I know a familiar tactic to counter BDS is to point out the host of Israeli- or Jewish-created goods and services surrounding the divestnik's life (Intel processors, cell phones, instant messaging, Wassermann tests) and show what they'd have to give up in order to truly live by their creed. But as I've stated before, objective reality has nothing to do with the motivation behind BDS.

If I could definitively prove that their actions would lead directly and inexorably to the death of millions of innocents (even better, millions of Palestinians - whose lives they claim as their moral loadstone), they would not budget one millimeter in their trajectory. For Palestinians, like Israelis, like Americans, like virtually everyone in the world are simply props to their storyline, a story that casts them as the avenging revolutionary: aging, paunchy perhaps, but still on the vanguard of some great and noble battle.

I've commented on this type of fantasy politics before, and while I prefer papers like the Forward having fun at the divestor's expense (vs. falling for and disseminating their hoaxes), they miss a couple of more troubling points.

First off, fantasy politics is not something to be shrugged off because of the inconsistencies it invariable generates. Rather, people being able to commit deeds ranging from inconsiderate to pure evil while convincing themselves of their unquestionable virtue is the bane of our civilization, and the driver behind history's darkest moments. The worst acts of brutality ever committed were not performed by people who saw themselves as wicked or sinful. Rather, they were committed by people who knew in their heart of hearts that all goodness resided in them (which made stamping out what they considered "evil" to be a moral imperative, no matter what the cost). Consider that the next time you watch a BDSer turn their head with indifference to the suffering of anyone in the world that does not serve their political purposes.

On a more practical matter, there is an increasing tendency to let the marginalization of BDS justify any attack on Israel that does not include a boycott or divestment component. In the month of Goldstone, we've already seen sentiments along the line of "of course Israel is guilty of x, y and z..." (x, y and z being a series of increasingly unverified and unfounded accusations of criminality and brutality), "...but we should not boycott them (at least for now)."

While I'm happy to see that many Israeli bashers recognize that something exists (in this case boycott) that are still beyond the pale, I would prefer that they (as well as the general public) recognize that divestment is not the bastard cousin of the "Israel is guilty! What was the charge?" crowd, but simply the purest expression of a sentiment they have let loose in the world.

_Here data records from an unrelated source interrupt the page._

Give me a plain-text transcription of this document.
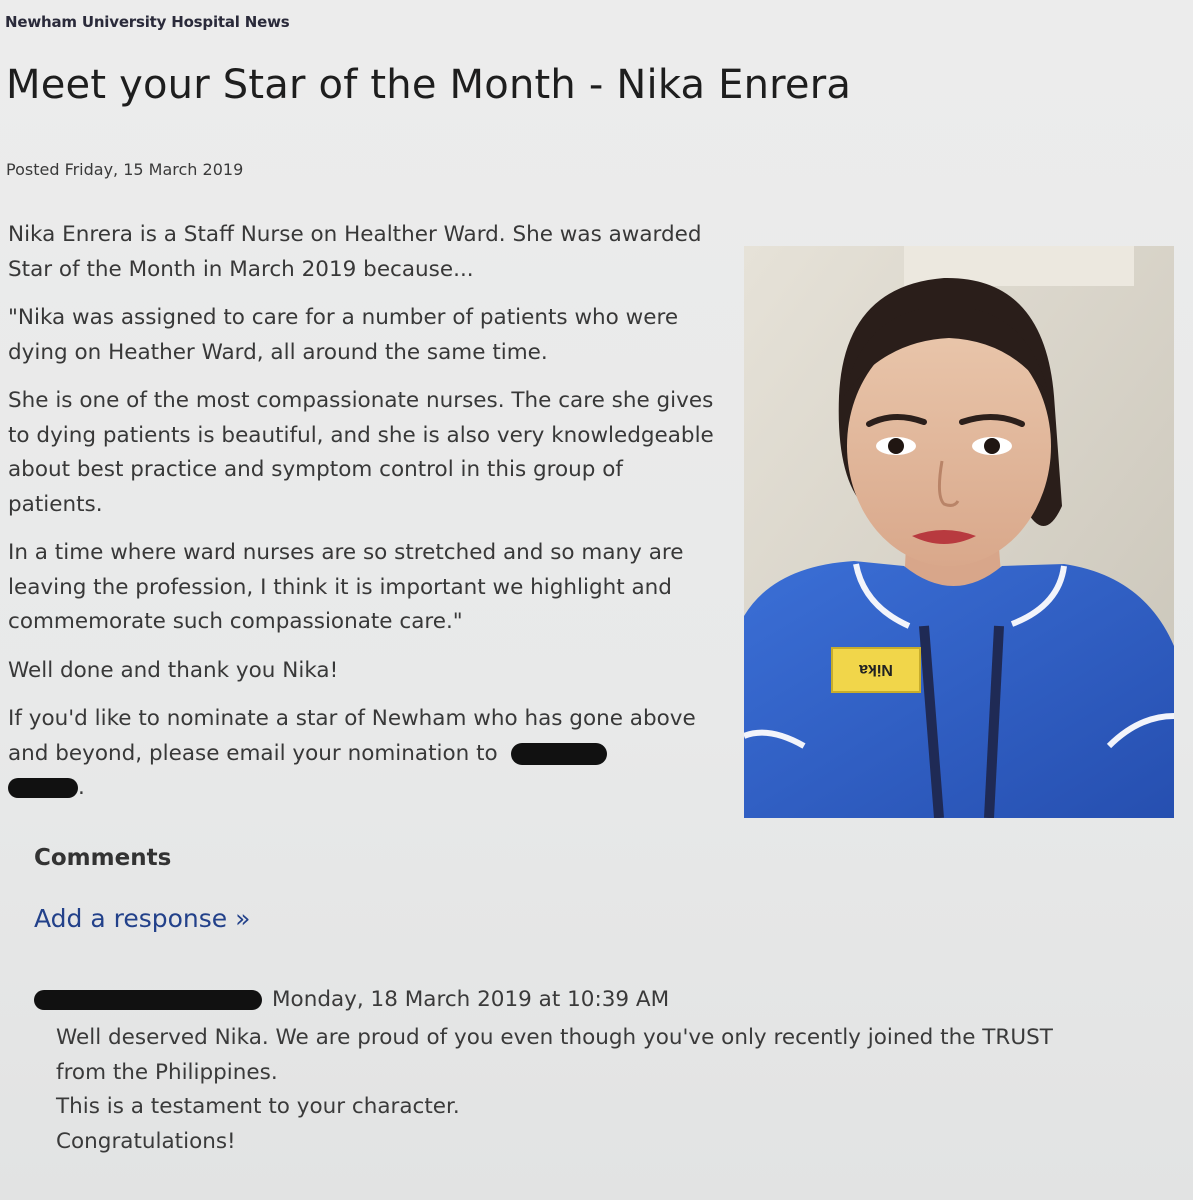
Newham University Hospital News
Meet your Star of the Month - Nika Enrera
Posted Friday, 15 March 2019

Nika Enrera is a Staff Nurse on Healther Ward. She was awarded Star of the Month in March 2019 because...

"Nika was assigned to care for a number of patients who were dying on Heather Ward, all around the same time.

She is one of the most compassionate nurses. The care she gives to dying patients is beautiful, and she is also very knowledgeable about best practice and symptom control in this group of patients.

In a time where ward nurses are so stretched and so many are leaving the profession, I think it is important we highlight and commemorate such compassionate care."

Well done and thank you Nika!

If you'd like to nominate a star of Newham who has gone above and beyond, please email your nomination to
.

Nika
Comments
Add a response »
Monday, 18 March 2019 at 10:39 AM
Well deserved Nika. We are proud of you even though you've only recently joined the TRUST
from the Philippines.
This is a testament to your character.
Congratulations!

The language of human rights and international law, the alleged defenders of those principles like the UN and Amnesty International, well-meaning civic institutions such as the Mainline Protestant Churches or British trade union movement have all been corrupted, their principles sacrificed in order to create a world where Israel will be perpetually in the dock. Even if none of this ends up in real (vs. fraudulent) boycott, divestment or sanctions (at least today), BDS should provide a warning smell of the rot spreading through the very institutions meant to protect those who need protection the most.